Last month, UNRWA launched a back-to-learning program in 45 of its shelters, with teachers setting up games, drama, arts, music and sports activities to help with children's mental health.

'THE SPECIFIED AREA HAS BEEN WARNED'

Nearly all of Gaza's 2.3 million people have been forced from their homes at least once, and some have had to flee as many as 10 times.

In the latest evacuation order, Israel told residents of an area in the northern Gaza Strip they must leave their homes, following the firing of rockets into southern Israel the previous day.

"To all those in the specified area. Terrorist organizations are once again firing rockets at the State of Israel and carrying out terrorist acts from this area. The specified area has been warned many times in the past. The specified area is considered a dangerous combat zone," an Israeli military spokesperson said in Arabic on X.

The United Nations urged Palestinians in the northern Gaza Strip to attend medical facilities to get children under the age of 10 years old vaccinated against polio. Limited pauses in fighting have been held to allow the vaccination campaign, which aims to reach 640,000 children in Gaza after the territory's first polio case in around 25 years.

UN officials said the campaign in the southern and central Gaza Strip had so far reached more than half of the children there needing the drops. A second round of vaccination will be required four weeks after the first.

Health officials said on Monday two separate Israeli airstrikes had killed seven people in central Gaza, while another strike killed one man in Khan Younis further south.

The armed wings of Hamas and the Islamic Jihad said they fought against Israeli forces in several areas across the Gaza Strip with anti-tank rockets and mortar fire.

The Israeli military said forces continued to dismantle military infrastructure and killed dozens of fighters in the past days, including senior Hamas and Islamic Jihad commanders.

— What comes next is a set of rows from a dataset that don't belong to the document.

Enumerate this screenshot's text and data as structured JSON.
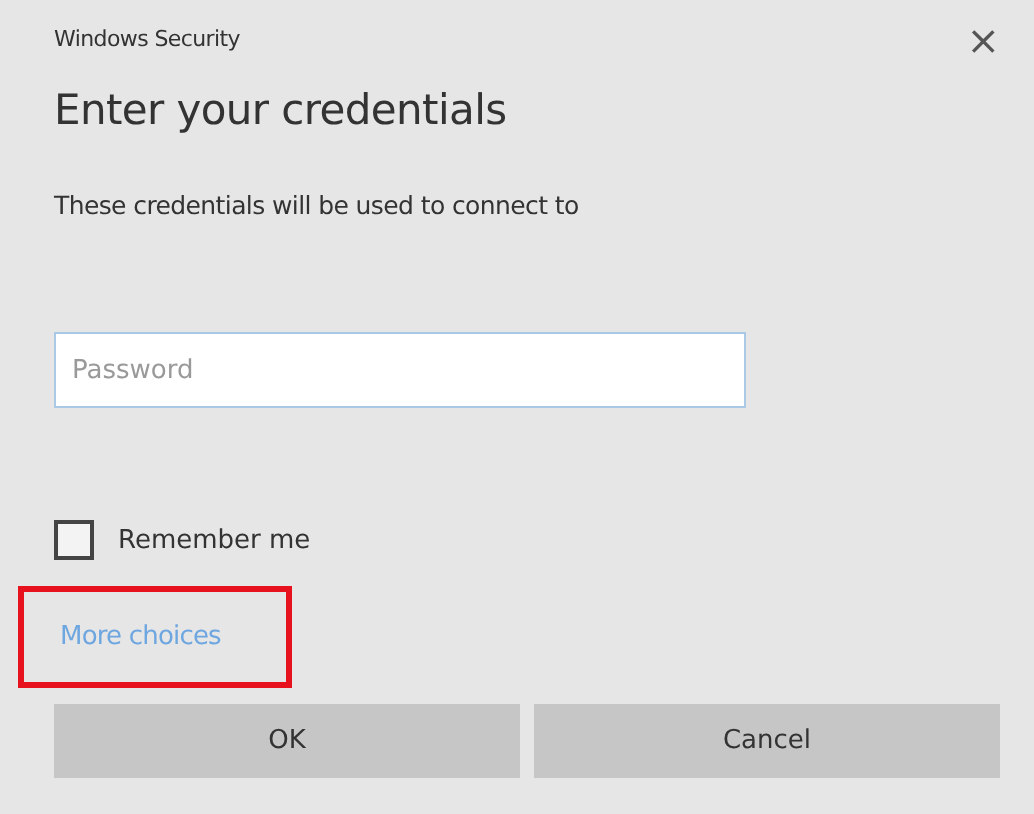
{
  "window": {
    "title": "Windows Security",
    "close": "×"
  },
  "heading": "Enter your credentials",
  "message": "These credentials will be used to connect to",
  "password": {
    "placeholder": "Password"
  },
  "remember": {
    "label": "Remember me",
    "checked": false
  },
  "more_choices": {
    "label": "More choices",
    "highlighted": true
  },
  "buttons": [
    {
      "label": "OK"
    },
    {
      "label": "Cancel"
    }
  ]
}
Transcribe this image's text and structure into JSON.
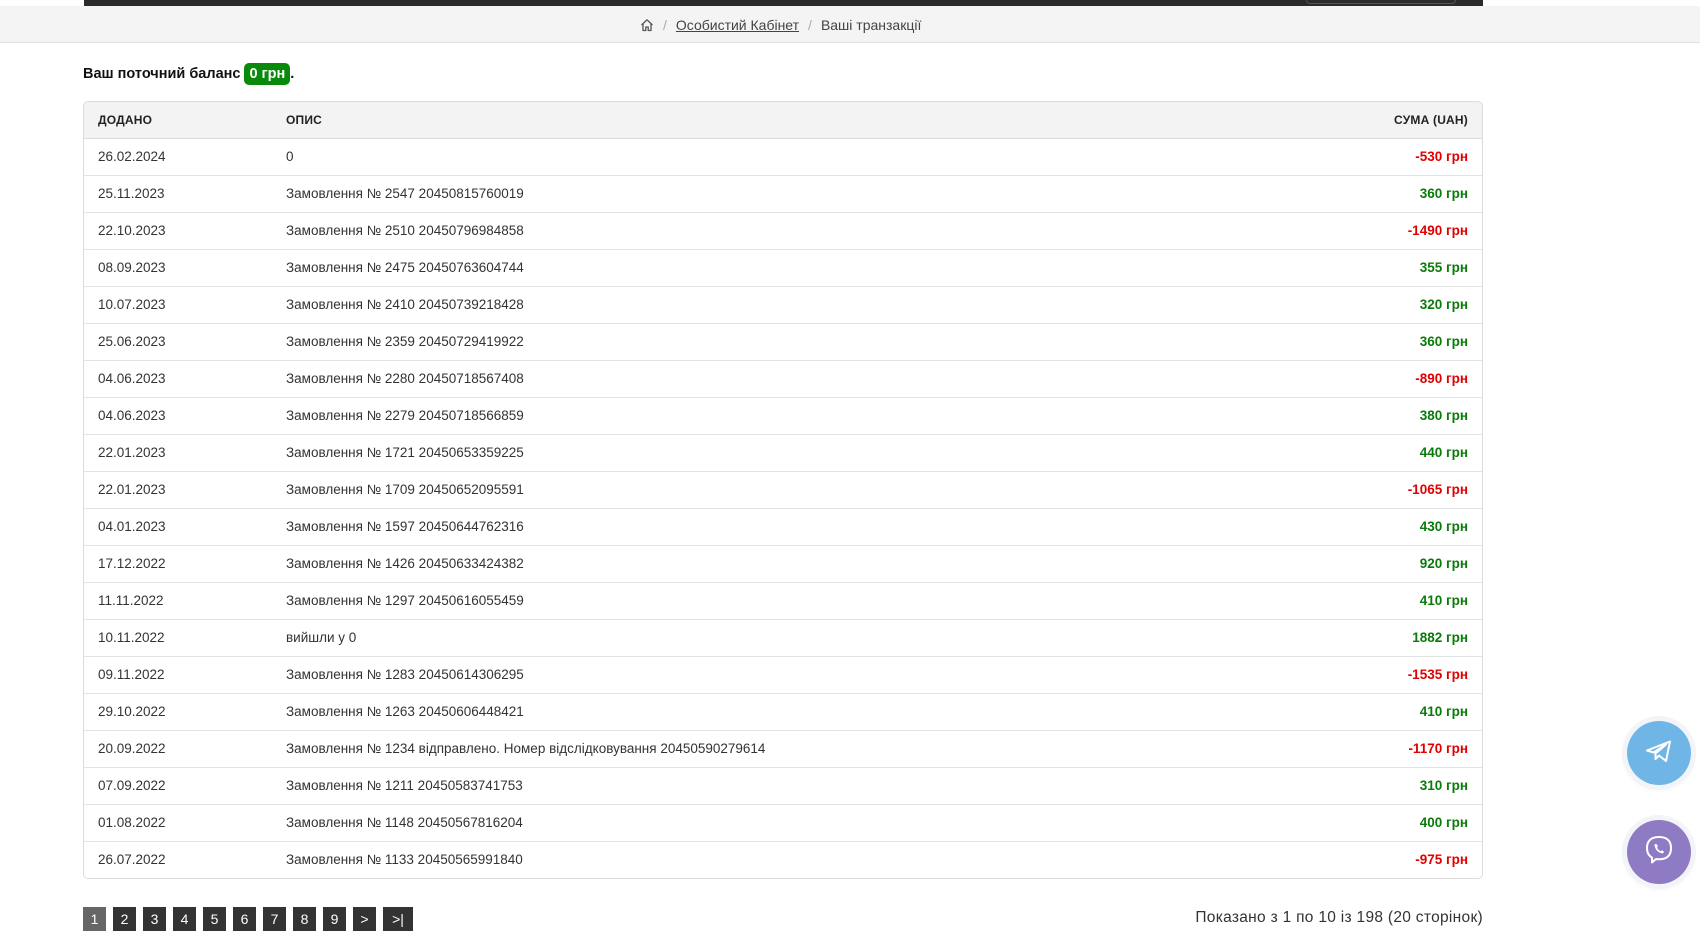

The war was triggered on Oct. 7 when the Hamas group that ran Gaza attacked Israel, killing 1,200 and taking about 250 hostages, according to Israeli tallies. Israel's subsequent assault on Gaza has killed more than 40,900 Palestinians, according to the enclave's health ministry.

The two warring sides each blame the other for the failure so far to reach a ceasefire that would end the fighting and see the release of hostages.